– Вот так и человек, Митя, так и человек, – шептал Котя Оболенский, обводя рукой зимний простор, – один должен обязательно кого-то подкормить, накормить, инчае тот с голоду умрет, другой – взять еду из рук… поклониться… или не поклониться, оскорбить, ударить, но все-таки взять и съесть… ибо голоден… один кормит, другой ест… и так все в мире, всегда… ты понимаешь?.. не плачь… ты все время только брал… ты никогда не давал… а когда я дал тебе – то ты заплакал… а что ж ты будешь делать, Митя, когда не Дьявол, а Бог, Бог тебе даст?.. а Он ведь даст, если ты – ты, Митя – попросишь…
Вороны кричали: «Карр, карр!..» – в бирюзовой морозной выси.

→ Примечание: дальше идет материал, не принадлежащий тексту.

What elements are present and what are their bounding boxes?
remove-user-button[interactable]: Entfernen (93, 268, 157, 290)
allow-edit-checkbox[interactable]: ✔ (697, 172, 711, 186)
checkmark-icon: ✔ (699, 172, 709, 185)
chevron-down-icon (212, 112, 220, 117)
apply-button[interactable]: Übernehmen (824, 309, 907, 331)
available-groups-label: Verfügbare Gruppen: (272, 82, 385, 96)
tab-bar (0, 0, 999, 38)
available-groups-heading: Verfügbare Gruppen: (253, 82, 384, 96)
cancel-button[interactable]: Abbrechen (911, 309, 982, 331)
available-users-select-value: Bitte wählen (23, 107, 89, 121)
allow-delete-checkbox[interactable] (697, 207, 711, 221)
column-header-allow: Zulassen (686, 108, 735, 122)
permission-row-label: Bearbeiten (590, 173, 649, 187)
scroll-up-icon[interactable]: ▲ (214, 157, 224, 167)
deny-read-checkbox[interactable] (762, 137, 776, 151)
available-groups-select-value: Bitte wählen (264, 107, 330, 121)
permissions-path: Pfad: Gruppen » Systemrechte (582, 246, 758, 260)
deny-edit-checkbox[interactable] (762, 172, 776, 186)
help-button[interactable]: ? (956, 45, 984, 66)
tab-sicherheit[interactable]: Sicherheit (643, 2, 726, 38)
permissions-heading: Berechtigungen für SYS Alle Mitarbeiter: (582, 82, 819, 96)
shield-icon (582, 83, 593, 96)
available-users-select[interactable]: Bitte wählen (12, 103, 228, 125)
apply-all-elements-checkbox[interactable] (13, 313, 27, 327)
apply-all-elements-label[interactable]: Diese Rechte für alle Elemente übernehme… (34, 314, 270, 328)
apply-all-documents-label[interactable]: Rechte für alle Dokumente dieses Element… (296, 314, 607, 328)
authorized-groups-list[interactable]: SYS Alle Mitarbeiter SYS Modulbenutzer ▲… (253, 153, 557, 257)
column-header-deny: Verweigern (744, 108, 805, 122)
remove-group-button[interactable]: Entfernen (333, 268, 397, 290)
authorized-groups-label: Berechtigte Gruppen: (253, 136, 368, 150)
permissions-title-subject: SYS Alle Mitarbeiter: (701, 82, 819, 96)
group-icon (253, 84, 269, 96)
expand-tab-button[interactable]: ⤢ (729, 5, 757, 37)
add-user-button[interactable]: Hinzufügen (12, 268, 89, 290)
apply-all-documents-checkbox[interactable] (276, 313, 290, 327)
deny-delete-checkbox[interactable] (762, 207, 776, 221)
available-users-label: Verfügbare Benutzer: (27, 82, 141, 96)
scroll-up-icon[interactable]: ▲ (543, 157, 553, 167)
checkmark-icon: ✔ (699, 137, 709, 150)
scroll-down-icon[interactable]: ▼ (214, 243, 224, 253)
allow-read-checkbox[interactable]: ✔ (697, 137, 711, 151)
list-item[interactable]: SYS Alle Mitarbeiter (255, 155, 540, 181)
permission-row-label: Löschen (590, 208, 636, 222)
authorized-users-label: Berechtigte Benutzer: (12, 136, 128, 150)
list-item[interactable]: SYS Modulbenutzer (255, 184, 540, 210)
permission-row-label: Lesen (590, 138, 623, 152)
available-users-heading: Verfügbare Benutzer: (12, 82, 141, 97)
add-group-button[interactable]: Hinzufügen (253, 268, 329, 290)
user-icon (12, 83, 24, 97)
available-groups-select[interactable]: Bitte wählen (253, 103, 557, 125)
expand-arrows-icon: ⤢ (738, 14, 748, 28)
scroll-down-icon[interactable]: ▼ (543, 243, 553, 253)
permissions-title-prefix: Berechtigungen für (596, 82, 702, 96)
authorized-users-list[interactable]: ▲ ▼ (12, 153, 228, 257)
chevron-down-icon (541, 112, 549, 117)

Нищенка на ступенях собора крестилась, улыбалась беззубо. Котя и Митя тихо, медленно пошли от Троицкого собора к Романовским палатам – Котя хотел показать Мите, где жил-поживал когда-то Царь Михаил. Они вошли и обнаружили в палатах выставку старых, начала века, фотографий, изображавших последнего Царя Николая Романова и его августейшую Семью, все перипетии их жизни – от юных блестящих балов в Зимнем до мрачного расстрела, похожего больше на бойню, в Ипатьевском доме в Екатеринбурге. Они оба низко склонялись над стендами, всматривались в глядящие со стен бледно-коричневые, черно-белые красивые лица. Мир, которого больше нет. Жизнь, которая еще не искуплена.
– Митенька, послушай, – Котя взял и сжал его руку, когда Митя внимательно рассматривал знаменитую фотографию Царя – Николай выглядывал из окна вагона поезда; куда он ехал, куда его везли, уже арестованного?.. может, это был день, когда он подписал отречение в пользу брата Михаила?.. как скорбно сжаты губы, как ему охота покурить… выпить рюмку хорошей водки, забыться… везде кровь, смерть, слезы, рушится мир, рушится жизнь… а Бог?.. что ж Бог так спокойно смотрел на все это, на весь ужас, вылитый на Россию из небесного ушата?.. – Митенька, ты должен понять. Сейчас и именно сейчас. Все твои Бойцовские, все твои Дьяконовы и иже с ними – чушь. России нужна монархия. Нужна, как воздух. Сейчас говорят, что ее возврат – абсурд. Что это на смех курам. Что никто не захочет. И никто не поверит в ее нужность. Но… но, послушай… – Он сжал его руку сильнее. – Ты ведь сам видишь, как нынешняя власть разъедает Россию, как ржа. Она жрет все: и народ, и природу, и… и дух Божий, что витает над нашей землей… Она – несвященна, Митя… Священная только власть от Бога, а власть от Бога – это Царь… Народ сам сейчас ничего не решит… За него все решит Бог… Ты это – чувствуешь?!..
Митя выпрямился, оторвавшись от фотографии Царя в окне поезда. Да, да, вот и солдатская папироса в Царской руке. И ему смертельно захотелось покурить.
– Да, да, чувствую, конечно, чувствую, – поспешно закивал он. – Выйдем из палат, Котя… закурю, а то опять что-то к сердцу подступило…
Когда они вышли на крыльцо палат и Митя закурил, а Котя отгонял рукой дым от лица, Митя внезапно вспомнил. Он вспомнил икону, которой откупился от таганских урок; он вспомнил, что взял с собою в дорогу в Кострому то, что сейчас тихо покоилось в его кармане – а вдруг карман дырявый, значит, такая судьба. Он запустил руку в карман. Вытащил, раскрыл кулак. На голой, стынущей на январском морозе Митиной узкой ладони лежал палестинский крестик из слоновой кости с дырочкой внутри – погляди внутрь, и ты увидишь Тайную Вечерю, нарисованную, верно, комариным носиком на белой костяной пластинке. Таких крестиков, сказала ему тогда старуха Голицына, всего три в мире, и они стоят миллионы долларов. Сколько бы они ни стоили. И сколько бы ни стоила его, изломанная, безумная, Митина жизнь…
– Держи, Котя, – сказал он Оболенскому и протянул крестик. – Возьми. Это тебе… на всю жизнь.
Он отвел вбок руку с сигаретой. Бросил ее на снег. Солнце уже садилось за кромку монастырских садов. Над их головами зажигались в синеве небесные лампады.